Writing the Anthropocene from the Indian Himalaya

This paper centres changing human-nonhuman relations in the Indian Himalaya to ask what it means to write from a place, and how anthropology as a discipline should respond to the Anthropocene. The Anthropocene is taken to constitute not just a new geologic age of the planet characterised by extreme events, biodiversity loss, the melting of glaciers, etc. – the climate crisis – but also as an imperative of finding new ways of doing and communicating academic labour. While the singularity of ethnography as a method and as a mode of describing the world remains unquestionable, the climate crisis demands a transformation of the craft. This is not just so that anthropology can speak more stridently to wider audiences, but also to empirically grasp the complex multi-scalar realities of a planet in crisis. This paper argues for the need to forge new alliances with not just cognates in the social sciences and humanities, but also with climate scientists. It makes a renewed call for considering how anthropologists tell stories and act as translators. Working through ‘beastly tales’ or stories populated by human and nonhuman agents of all stripes and their complex entanglements in India, this lecture attempts one such climate translation across domains of knowledges that are often kept separate from one another.

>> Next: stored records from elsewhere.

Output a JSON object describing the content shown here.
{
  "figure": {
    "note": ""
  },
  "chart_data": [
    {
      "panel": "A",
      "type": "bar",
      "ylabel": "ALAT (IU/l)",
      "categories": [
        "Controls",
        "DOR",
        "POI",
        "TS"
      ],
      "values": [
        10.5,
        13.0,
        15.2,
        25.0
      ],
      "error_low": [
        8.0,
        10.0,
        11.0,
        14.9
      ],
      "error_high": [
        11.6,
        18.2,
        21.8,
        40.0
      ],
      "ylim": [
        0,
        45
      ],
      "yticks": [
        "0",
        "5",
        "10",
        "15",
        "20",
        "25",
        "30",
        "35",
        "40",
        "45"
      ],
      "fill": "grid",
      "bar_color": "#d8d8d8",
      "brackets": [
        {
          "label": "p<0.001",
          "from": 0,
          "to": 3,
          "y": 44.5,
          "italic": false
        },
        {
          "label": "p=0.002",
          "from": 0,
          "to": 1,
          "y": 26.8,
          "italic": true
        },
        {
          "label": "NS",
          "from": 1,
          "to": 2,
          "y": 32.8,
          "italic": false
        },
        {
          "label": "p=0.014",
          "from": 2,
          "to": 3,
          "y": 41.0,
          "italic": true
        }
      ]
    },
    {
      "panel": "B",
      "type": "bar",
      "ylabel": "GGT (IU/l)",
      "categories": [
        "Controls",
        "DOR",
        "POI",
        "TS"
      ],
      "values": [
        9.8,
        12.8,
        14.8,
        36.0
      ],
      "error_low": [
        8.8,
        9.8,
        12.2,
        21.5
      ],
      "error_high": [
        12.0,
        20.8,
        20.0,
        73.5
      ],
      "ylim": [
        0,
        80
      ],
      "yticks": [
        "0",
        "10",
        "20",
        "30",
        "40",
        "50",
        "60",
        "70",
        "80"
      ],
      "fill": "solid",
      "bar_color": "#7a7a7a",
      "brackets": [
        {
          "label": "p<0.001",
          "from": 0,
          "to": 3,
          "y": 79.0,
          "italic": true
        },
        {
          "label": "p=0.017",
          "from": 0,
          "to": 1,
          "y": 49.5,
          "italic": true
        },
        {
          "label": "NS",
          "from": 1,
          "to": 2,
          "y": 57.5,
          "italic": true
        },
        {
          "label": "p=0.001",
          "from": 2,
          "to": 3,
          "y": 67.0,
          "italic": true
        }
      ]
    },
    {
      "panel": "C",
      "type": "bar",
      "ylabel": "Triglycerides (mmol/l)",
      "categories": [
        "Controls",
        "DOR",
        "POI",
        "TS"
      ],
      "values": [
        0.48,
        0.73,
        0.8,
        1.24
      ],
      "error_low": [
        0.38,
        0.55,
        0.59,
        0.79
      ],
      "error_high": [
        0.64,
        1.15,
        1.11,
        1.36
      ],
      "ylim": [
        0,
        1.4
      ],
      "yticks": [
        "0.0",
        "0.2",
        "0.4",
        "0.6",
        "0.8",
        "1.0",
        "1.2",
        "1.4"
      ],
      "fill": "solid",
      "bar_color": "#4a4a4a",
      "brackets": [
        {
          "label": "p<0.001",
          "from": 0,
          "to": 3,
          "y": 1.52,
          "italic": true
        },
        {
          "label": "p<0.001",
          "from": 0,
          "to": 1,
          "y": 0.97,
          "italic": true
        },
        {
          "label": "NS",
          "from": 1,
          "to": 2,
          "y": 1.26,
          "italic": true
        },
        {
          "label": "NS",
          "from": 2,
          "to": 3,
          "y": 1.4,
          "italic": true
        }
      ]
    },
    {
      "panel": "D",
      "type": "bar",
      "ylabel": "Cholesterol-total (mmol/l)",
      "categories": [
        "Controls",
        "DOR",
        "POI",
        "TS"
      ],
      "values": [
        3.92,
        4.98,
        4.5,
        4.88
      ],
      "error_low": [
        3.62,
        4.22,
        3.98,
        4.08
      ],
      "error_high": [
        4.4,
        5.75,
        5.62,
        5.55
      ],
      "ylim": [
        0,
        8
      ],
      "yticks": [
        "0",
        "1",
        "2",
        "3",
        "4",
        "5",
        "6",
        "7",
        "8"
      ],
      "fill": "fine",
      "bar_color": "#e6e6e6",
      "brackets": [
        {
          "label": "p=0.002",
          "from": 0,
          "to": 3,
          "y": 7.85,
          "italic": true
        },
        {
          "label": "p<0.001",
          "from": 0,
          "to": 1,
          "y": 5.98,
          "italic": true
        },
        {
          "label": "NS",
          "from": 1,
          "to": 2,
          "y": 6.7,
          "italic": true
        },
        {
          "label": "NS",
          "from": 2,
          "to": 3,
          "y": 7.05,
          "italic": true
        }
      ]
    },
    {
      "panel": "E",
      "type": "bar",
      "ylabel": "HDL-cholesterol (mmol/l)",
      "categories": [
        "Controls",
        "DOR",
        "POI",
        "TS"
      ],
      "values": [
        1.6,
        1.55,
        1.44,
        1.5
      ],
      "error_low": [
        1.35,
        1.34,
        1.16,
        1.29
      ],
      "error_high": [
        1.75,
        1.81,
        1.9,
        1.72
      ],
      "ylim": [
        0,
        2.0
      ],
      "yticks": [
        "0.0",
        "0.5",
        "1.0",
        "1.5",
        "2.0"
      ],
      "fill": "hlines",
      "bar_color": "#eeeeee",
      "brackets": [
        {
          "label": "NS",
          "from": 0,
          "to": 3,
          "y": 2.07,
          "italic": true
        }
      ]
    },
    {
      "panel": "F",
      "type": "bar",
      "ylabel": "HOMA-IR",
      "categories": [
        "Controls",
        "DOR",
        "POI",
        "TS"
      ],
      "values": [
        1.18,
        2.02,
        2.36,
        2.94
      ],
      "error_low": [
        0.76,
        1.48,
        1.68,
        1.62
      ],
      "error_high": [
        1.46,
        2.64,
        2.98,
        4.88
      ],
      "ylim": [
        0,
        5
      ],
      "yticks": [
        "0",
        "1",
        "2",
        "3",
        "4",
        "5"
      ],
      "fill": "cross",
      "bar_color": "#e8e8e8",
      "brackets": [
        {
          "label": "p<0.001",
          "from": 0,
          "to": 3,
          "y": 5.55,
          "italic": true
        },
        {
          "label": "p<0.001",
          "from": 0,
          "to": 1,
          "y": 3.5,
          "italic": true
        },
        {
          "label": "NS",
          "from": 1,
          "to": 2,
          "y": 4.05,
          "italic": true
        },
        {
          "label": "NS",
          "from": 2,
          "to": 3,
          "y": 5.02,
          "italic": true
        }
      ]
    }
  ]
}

In so doing, it hopes to show what an anthropology for – and not just in – the Anthropocene can become.

Author Profile: Nayanika Mathur

Nayanika Mathur is a Professor of Anthropology and South Asian Studies, renowned for her interdisciplinary research spanning politics, development, environment, law, and human-animal studies. With a distinguished academic background from the Universities of Delhi and Cambridge, her award-winning publications, including “Paper Tiger” and “Crooked Cats,” offer innovative perspectives on the complexities of governance, environmental crisis, and human-nonhuman relations in South Asia. Currently, she is exploring the intersections of technology, government, and utopia, alongside investigating the impact of the climate crisis on knowledge production in anthropology and the humanities.